Gravin shook his head as if to clear it. “Yes, you are right, of course. It is by far the more logical explanation. If a fire begins in a forest, which is more likely—that a dragon set the trees alight or that a woodsman was careless with a campfire?”
“Or if a boy dreams of a living painting, which is more likely—that a magical painting really exists or that an overactive imagination full of fairy tales and legends conjured some strange vision in a dream?”
Gravin smiled at him and walked over to the chair where Zaron sat. “Don’t be too hard on yourself. I think that your mind is just trying to fill in those empty spaces from long ago. You must tell me if you have this dream again, or if you see something more. Until then, put your mind at ease.”
“Right,” said Zaron. “I’ll let you know.” And he knew that he would. Gone were the days of keeping these dreams to himself.
The conversation with Gravin had helped to relax him, both mind and body, but now a dull throbbing began at his temples. Probably a headache from the lack of sleep. He should leave, he knew, to let Gravin get to bed. He rubbed his forehead, and then started to rise.
Gravin, however, had noticed the gesture. “Headache, Zaron?”
“Yes. It’s been a while since I slept well.”
“Sit down. Let me make you some tea.”
“Are you sure? I don’t want to keep you from sleep.”
Gravin smiled again. “Do I look like I’m sleeping? Sit down.”
Zaron sat down again, grateful to return for a few more minutes to the gentle embrace of the down-stuffed cushions. The chair was a lot more comfortable than his cot at the Academy.
He heard Gravin moving about in the kitchen—shuffling feet, a clattering pot, water gurgling out of a barrel.

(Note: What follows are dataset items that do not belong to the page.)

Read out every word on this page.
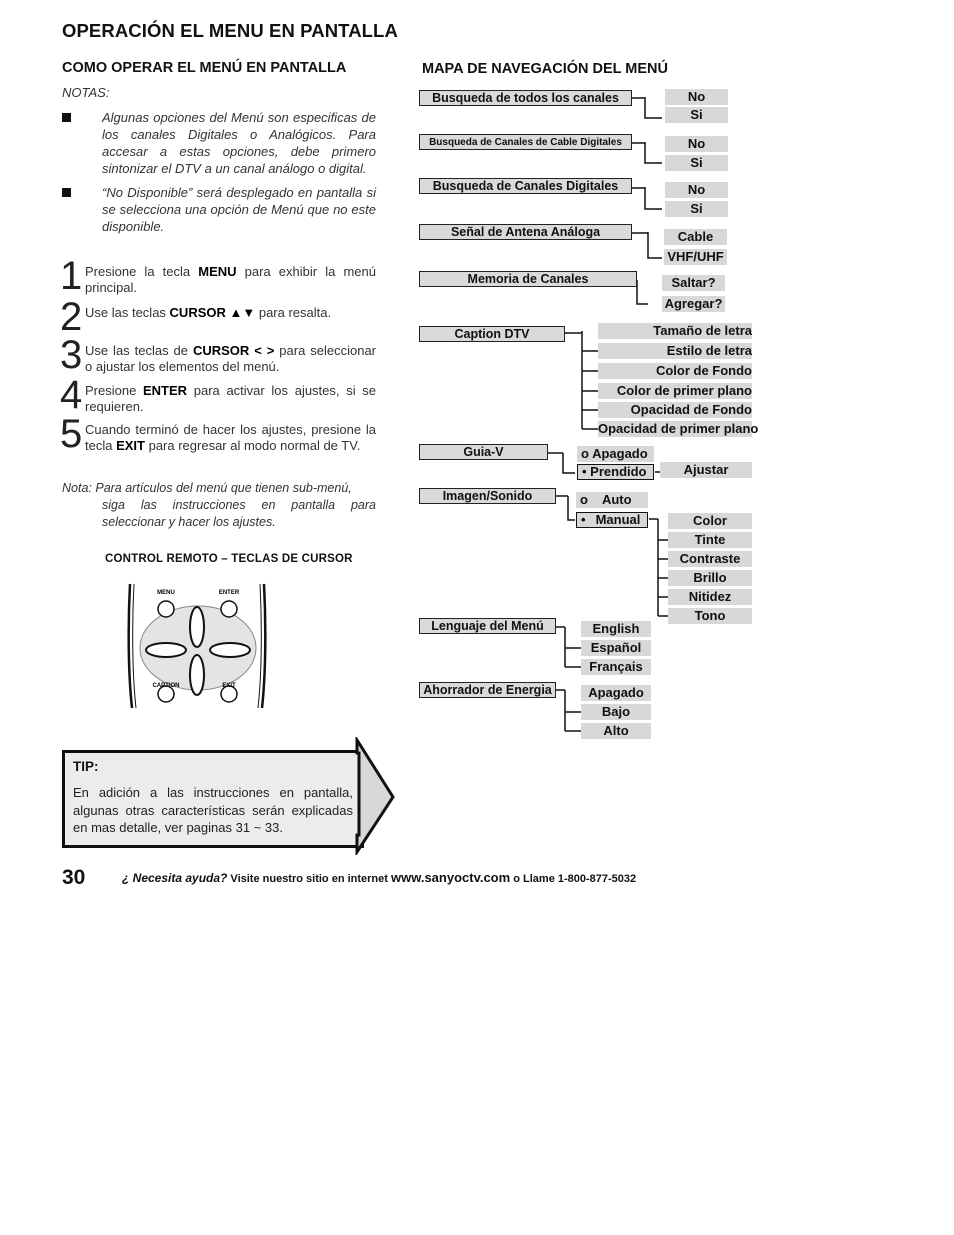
OPERACIÓN EL MENU EN PANTALLA
COMO OPERAR EL MENÚ EN PANTALLA
NOTAS:
Algunas opciones del Menú son especificas de los canales Digitales o Analógicos. Para accesar a estas opciones, debe primero sintonizar el DTV a un canal análogo o digital.
“No Disponible” será desplegado en pantalla si se selecciona una opción de Menú que no este disponible.
1 Presione la tecla MENU para exhibir la menú principal.
2 Use las teclas CURSOR ▲▼ para resalta.
3 Use las teclas de CURSOR < > para seleccionar o ajustar los elementos del menú.
4 Presione ENTER para activar los ajustes, si se requieren.
5 Cuando terminó de hacer los ajustes, presione la tecla EXIT para regresar al modo normal de TV.
Nota: Para artículos del menú que tienen sub-menú,
siga las instrucciones en pantalla para seleccionar y hacer los ajustes.
CONTROL REMOTO – TECLAS DE CURSOR
MENU	ENTER
CAPTION	EXIT
TIP:
En adición a las instrucciones en pantalla, algunas otras características serán explicadas en mas detalle, ver paginas 31 ~ 33.
30	¿ Necesita ayuda? Visite nuestro sitio en internet www.sanyoctv.com o Llame 1-800-877-5032
MAPA DE NAVEGACIÓN DEL MENÚ
Busqueda de todos los canales	No
Si
Busqueda de Canales de Cable Digitales	No
Si
Busqueda de Canales Digitales	No
Si
Señal de Antena Análoga	Cable
VHF/UHF
Memoria de Canales	Saltar?
Agregar?
Caption DTV	Tamaño de letra
Estilo de letra
Color de Fondo
Color de primer plano
Opacidad de Fondo
Opacidad de primer plano
Guia-V	o Apagado
• Prendido	Ajustar
Imagen/Sonido	o Auto
• Manual	Color
Tinte
Contraste
Brillo
Nitidez
Tono
Lenguaje del Menú	English
Español
Français
Ahorrador de Energia	Apagado
Bajo
Alto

Five minutes later, Gravin returned to the living room with two steaming mugs and a pair of homemade biscuits on a tray. “The biscuits are a day old,” he said apologetically.
“Thank you, Gravin.”
The tea soothed his headache, and with the headache gone and his mind now at ease, drowsiness began to overtake him. He started to rise a second time, but Gravin stopped him again.
“Rest here. I’ll wake you in the morning.”
“But I need to be up early,” Zaron protested sleepily. “I’m going on a training run.”
“I know. Dorag told me yesterday afternoon. Don’t worry, I’ll wake you.”
Zaron mumbled an affirmative, and then he slipped into a peaceful, relaxing sleep. And for once, the dreams did not come.